Teachers are government. Most of them do a good job.
Ditto with police officers, fire fighters, military, etc. etc. etc.
Care to recalculate your "half decent" 25% number?
Your post was to CD, but I'll add my $0.02.
I spent 20 years in the U.S. Army and I just finished my 21st year in public education.
I'll stick with my "50% on a good day."
At least the armed forces have to demonstrate every once in a while that they can fight a war (although lately they haven't had to demonstrate that they can win one).
Public schools seldom have to demonstrate that they are doing a good job in anything other than athletics. When the voters get fed up, and statewide testing is imposed to see how the schools are doing, the public education lobby--made up of the district superintendents, school boards, teachers' unions, and the state education department--work to undermine confidence in the testing to the point that the testing regimen is soon diluted into meaninglessness.
In addition, I have never seen official letters, policies, announcements, etc., so illiterate as the ones I have seen in public education. Here's the tiniest of examples.
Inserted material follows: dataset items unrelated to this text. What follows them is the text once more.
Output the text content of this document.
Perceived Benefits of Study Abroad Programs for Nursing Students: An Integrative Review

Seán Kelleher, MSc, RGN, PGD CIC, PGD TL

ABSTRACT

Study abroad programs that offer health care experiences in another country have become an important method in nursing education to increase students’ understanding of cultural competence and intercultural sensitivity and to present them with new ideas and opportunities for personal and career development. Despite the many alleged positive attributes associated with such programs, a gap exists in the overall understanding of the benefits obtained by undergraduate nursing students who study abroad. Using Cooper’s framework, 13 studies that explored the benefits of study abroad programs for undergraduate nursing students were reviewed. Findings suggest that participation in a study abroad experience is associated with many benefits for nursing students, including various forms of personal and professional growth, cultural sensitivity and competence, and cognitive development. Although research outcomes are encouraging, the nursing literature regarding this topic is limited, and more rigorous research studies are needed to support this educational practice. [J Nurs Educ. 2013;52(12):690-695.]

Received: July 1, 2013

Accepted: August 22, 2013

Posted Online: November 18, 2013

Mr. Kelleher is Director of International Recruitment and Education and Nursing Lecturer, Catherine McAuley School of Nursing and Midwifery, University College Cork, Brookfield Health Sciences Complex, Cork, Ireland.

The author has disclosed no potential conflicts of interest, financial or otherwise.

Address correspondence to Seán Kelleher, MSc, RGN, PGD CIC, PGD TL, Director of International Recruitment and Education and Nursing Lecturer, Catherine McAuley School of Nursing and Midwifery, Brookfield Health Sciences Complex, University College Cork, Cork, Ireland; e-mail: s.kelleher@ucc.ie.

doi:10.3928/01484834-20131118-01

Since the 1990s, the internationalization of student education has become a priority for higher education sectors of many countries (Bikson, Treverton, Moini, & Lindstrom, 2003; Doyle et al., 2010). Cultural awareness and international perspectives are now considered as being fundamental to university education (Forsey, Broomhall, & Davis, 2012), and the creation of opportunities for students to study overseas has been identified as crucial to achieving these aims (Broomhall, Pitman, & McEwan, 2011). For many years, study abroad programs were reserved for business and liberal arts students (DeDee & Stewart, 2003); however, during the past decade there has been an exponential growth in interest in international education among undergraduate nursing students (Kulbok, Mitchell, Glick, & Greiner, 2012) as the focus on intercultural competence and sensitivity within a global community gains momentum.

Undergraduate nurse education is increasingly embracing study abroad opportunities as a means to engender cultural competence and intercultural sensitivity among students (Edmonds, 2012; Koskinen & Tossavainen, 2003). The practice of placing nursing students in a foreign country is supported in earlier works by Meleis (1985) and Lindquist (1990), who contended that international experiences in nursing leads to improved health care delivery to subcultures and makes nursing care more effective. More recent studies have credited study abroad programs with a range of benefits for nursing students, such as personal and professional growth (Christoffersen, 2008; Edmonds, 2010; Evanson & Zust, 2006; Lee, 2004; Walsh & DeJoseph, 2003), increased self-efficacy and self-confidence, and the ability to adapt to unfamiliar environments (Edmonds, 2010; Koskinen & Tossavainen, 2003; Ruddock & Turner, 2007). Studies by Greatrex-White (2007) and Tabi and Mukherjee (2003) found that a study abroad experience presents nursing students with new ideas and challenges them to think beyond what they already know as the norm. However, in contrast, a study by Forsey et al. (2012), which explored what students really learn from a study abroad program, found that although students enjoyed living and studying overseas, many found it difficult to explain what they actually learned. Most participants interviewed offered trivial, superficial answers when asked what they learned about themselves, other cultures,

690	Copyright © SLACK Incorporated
Our school busses carry the inspirational exhortation, "GO [TEAM NAME]!" With no comma after "GO." I have pointed this out, but even the English teachers don't care, much less the administration. So our busses drive around town advertising the fact that we don't care enough to properly punctuate a simple 3-word imperative.
Of course, I must concede that Disney did something like this with
Who Framed Roger Rabbit.
For reference, I teach in a high school that is in the top 5% of public high schools in the state. Statewide, there are 100 students each year named to the Academic All-State list. We have three of those students this year, and that's a normal number for us. In my 13 years at this school, we have had between two and four every year.